All Summer Long (1964)
« Arranged and produced by Brian Wilson. »
« Arranged and produced by Brian Wilson. » La mention, présente sur tous les disques des Beach Boys depuis Surfer Girl, revêt sur All Summer Long une valeur particulière. L'enregistrement de cet album fut en effet marqué par deux faits majeurs : l'éviction de l'omnipotent Murry Wilson et le recours de plus en plus fréquent à des musiciens de studio. Affranchi du joug de son père et de la formule étriquée d'un (piètre) groupe de rock, Brian peut désormais donner libre cours à sa créativité. Les effets sont immédiats : dernier disque à s'inscrire totalement dans la tradition « sea, surf and sun » de l'âge d'or des Beach Boys, ce sixième album en est aussi l'aboutissement. Jamais avant ce mois de juillet 1964 le groupe californien n'avait fait cohabiter des chansons aussi bonnes, aussi variées, et en si grand nombre.

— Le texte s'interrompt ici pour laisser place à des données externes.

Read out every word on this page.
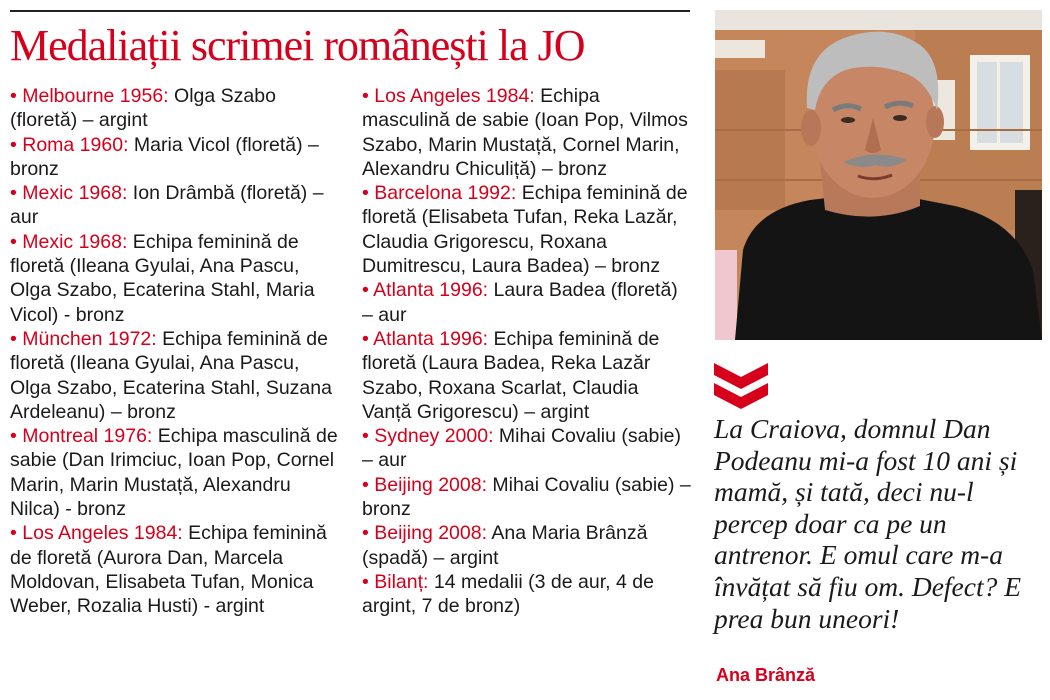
Medaliații scrimei românești la JO

• Melbourne 1956: Olga Szabo (floretă) – argint

• Roma 1960: Maria Vicol (floretă) – bronz

• Mexic 1968: Ion Drâmbă (floretă) – aur

• Mexic 1968: Echipa feminină de floretă (Ileana Gyulai, Ana Pascu, Olga Szabo, Ecaterina Stahl, Maria Vicol) - bronz

• München 1972: Echipa feminină de floretă (Ileana Gyulai, Ana Pascu, Olga Szabo, Ecaterina Stahl, Suzana Ardeleanu) – bronz

• Montreal 1976: Echipa masculină de sabie (Dan Irimciuc, Ioan Pop, Cornel Marin, Marin Mustață, Alexandru Nilca) - bronz

• Los Angeles 1984: Echipa feminină de floretă (Aurora Dan, Marcela Moldovan, Elisabeta Tufan, Monica Weber, Rozalia Husti) - argint

• Los Angeles 1984: Echipa masculină de sabie (Ioan Pop, Vilmos Szabo, Marin Mustață, Cornel Marin, Alexandru Chiculiță) – bronz

• Barcelona 1992: Echipa feminină de floretă (Elisabeta Tufan, Reka Lazăr, Claudia Grigorescu, Roxana Dumitrescu, Laura Badea) – bronz

• Atlanta 1996: Laura Badea (floretă) – aur

• Atlanta 1996: Echipa feminină de floretă (Laura Badea, Reka Lazăr Szabo, Roxana Scarlat, Claudia Vanță Grigorescu) – argint

• Sydney 2000: Mihai Covaliu (sabie) – aur

• Beijing 2008: Mihai Covaliu (sabie) – bronz

• Beijing 2008: Ana Maria Brânză (spadă) – argint

• Bilanț: 14 medalii (3 de aur, 4 de argint, 7 de bronz)

La Craiova, domnul Dan Podeanu mi-a fost 10 ani și mamă, și tată, deci nu-l percep doar ca pe un antrenor. E omul care m-a învățat să fiu om. Defect? E prea bun uneori!
Ana Brânză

« Hushabye », une berceuse à réveiller les morts
L'intro de xylophone de la chanson-titre est l'illustration toute trouvée d'un disque où l'énergie et l'enjouement n'empêchent pas certaines trouvailles sonores. Ce morceau n'est pourtant qu'une agréable mise en bouche avant celui qui lui succède, Hushabye. Écrit par Mort Shuman et Doc Pomus pour les Mystics en mai 1959, ce doo-wop gentillet se transforme, dans la version des Beach Boys, en une cathédrale pop, où le falsetto de Brian vient se poser comme une plume sur les harmonies vocales de ses frangins. Le son est superbe, rond, dense, simplement troublé par quelques roulement de batterie anachroniques. Passé cette gêne, on ressort terrassé de ces trois minutes solennelles.

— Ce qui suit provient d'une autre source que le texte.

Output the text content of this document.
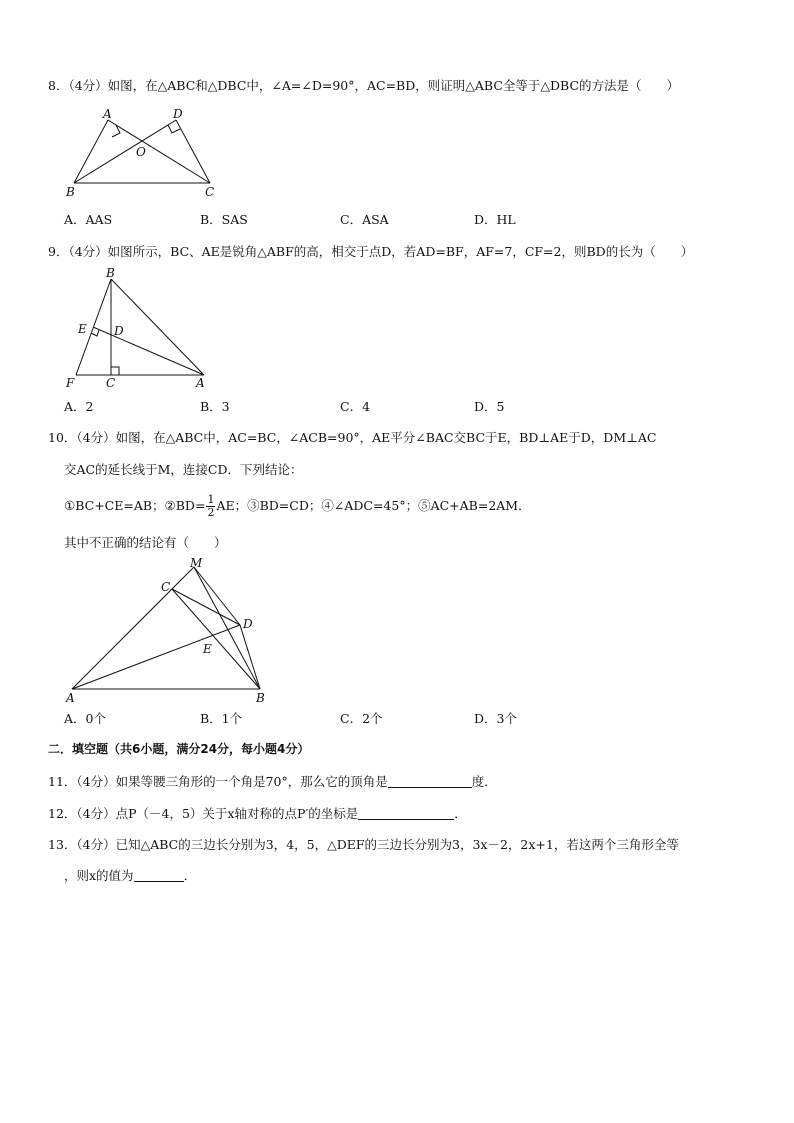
8．（4分）如图，在△ABC和△DBC中，∠A=∠D=90°，AC=BD，则证明△ABC全等于△DBC的方法是（　　）
A	D
O
B	C
A．AAS	B．SAS	C．ASA	D．HL
9．（4分）如图所示，BC、AE是锐角△ABF的高，相交于点D，若AD=BF，AF=7，CF=2，则BD的长为（　　）
B
E D
F	C	A
A．2	B．3	C．4	D．5
10．（4分）如图，在△ABC中，AC=BC，∠ACB=90°，AE平分∠BAC交BC于E，BD⊥AE于D，DM⊥AC
交AC的延长线于M，连接CD．下列结论：
①BC+CE=AB；②BD= $\frac{1}{2}$ AE；③BD=CD；④∠ADC=45°；⑤AC+AB=2AM．
其中不正确的结论有（　　）
M
C
D
E
A	B
A．0个	B．1个	C．2个	D．3个
二．填空题（共6小题，满分24分，每小题4分）
11．（4分）如果等腰三角形的一个角是70°，那么它的顶角是	度．
12．（4分）点P（－4，5）关于x轴对称的点P′的坐标是	．
13．（4分）已知△ABC的三边长分别为3，4，5，△DEF的三边长分别为3，3x－2，2x+1，若这两个三角形全等
，则x的值为	．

Autres sommets, Little Honda et sa basse ronflante, We'll Run Away, l'habituelle balade romantique ici rehaussée d'un trait d'orgue, Girls On The Beach et ses harmonies serpentines, mais aussi Wendy, qui se présente à l'auditeur sur la pointe des pieds avant d'atteindre son point culminant dans un héroïque solo d'orgue (lui-même entrecoupé d'un solo de grippe : on entend distinctement l'un des Boys tousser).
Derniers rayons de soleil
À part ça ? Il y a bien ce titre méconnu, un certain I Get Around.
Trêve de plaisanterie : le premier numéro un de l'histoire des Beach Boys fait partie de ces chansons qui définissent le rock'n'roll. Dans l'ascension vertigineuse de son refrain (« I'm a real cool heeaaad ») résonne toute l'euphorie d'une époque, d'un genre musical, de la jeunesse même.
Plus anodin, Do You Remember? reste un hommage amusant aux pionniers du rock'n'roll. Drive-In, lui, se distingue surtout par les quelques secondes de silence au milieu du morceau (il fallait oser !), Don't Back Down par ses changements de tonalité déconcertants entre couplets et refrain.
Au final, seuls Our Favourite Recording Sessions et Carl's Big Chance (c'est-à-dire Carl Wilson ratant sa chance de devenir un guitar-hero) ne sont que pur remplissage. Autre infime regret, que la chanson-titre, placée au début du disque, juste après I Get Around, ne lui serve de conclusion (ainsi, du reste, que l'utilise George Lucas dans son film American Graffiti) : évocation nostalgique de l'été finissant, elle aurait fait une transition parfaite vers l'album Today!, premier jalon d'un changement de climat radical.
Un deuxième chef d'oeuvre
Après Surfer Girl en 1963, cet album est le deuxième chef- d’œuvre des Boys. Brian maîtrise désormais parfaitement la production, a à sa disposition tous les musiciens possibles, est en pleine possession de ses moyens, à tous les niveaux. Il n’est donc pas étonnant que cet album soit parfait du début à la presque fin, la déconnade, « Our Favorite Recording Sessions », étant vite oubliée.
Tout l’univers wilsonien de l’époque est ici condensé : les tubes parfaits dont le fameux « I Get Around », mais également le morceau-titre, « All Summer Long » et son xylophone magique, « Little Honda » et son groove aussi irrésistible que celui de « Drive-In » ; l’hommage au Rock’n’Roll, « Do You Remember ? » qui passe en revue plusieurs inspirateurs des Boys : Dick Clark, Chuck Berry, Jerry Lee Lewis ; les ballades célestes : « Wendy » son introduction [il faudrait étudier davantage le rôle des introductions dans certaines productions de Brian] et son solo d’orgue, ces « Girls On The Beach » qu’on aurait aimé connaître, « We’ll Run Away », qui annonce déjà la thématique de la deuxième face de Today et de Pet Sounds, la reprise de « Hushabye ».
Ultime cadeau de Brian : il offre à son frère Carl un écrin magnifique pour son « Carl’s Big Chance ».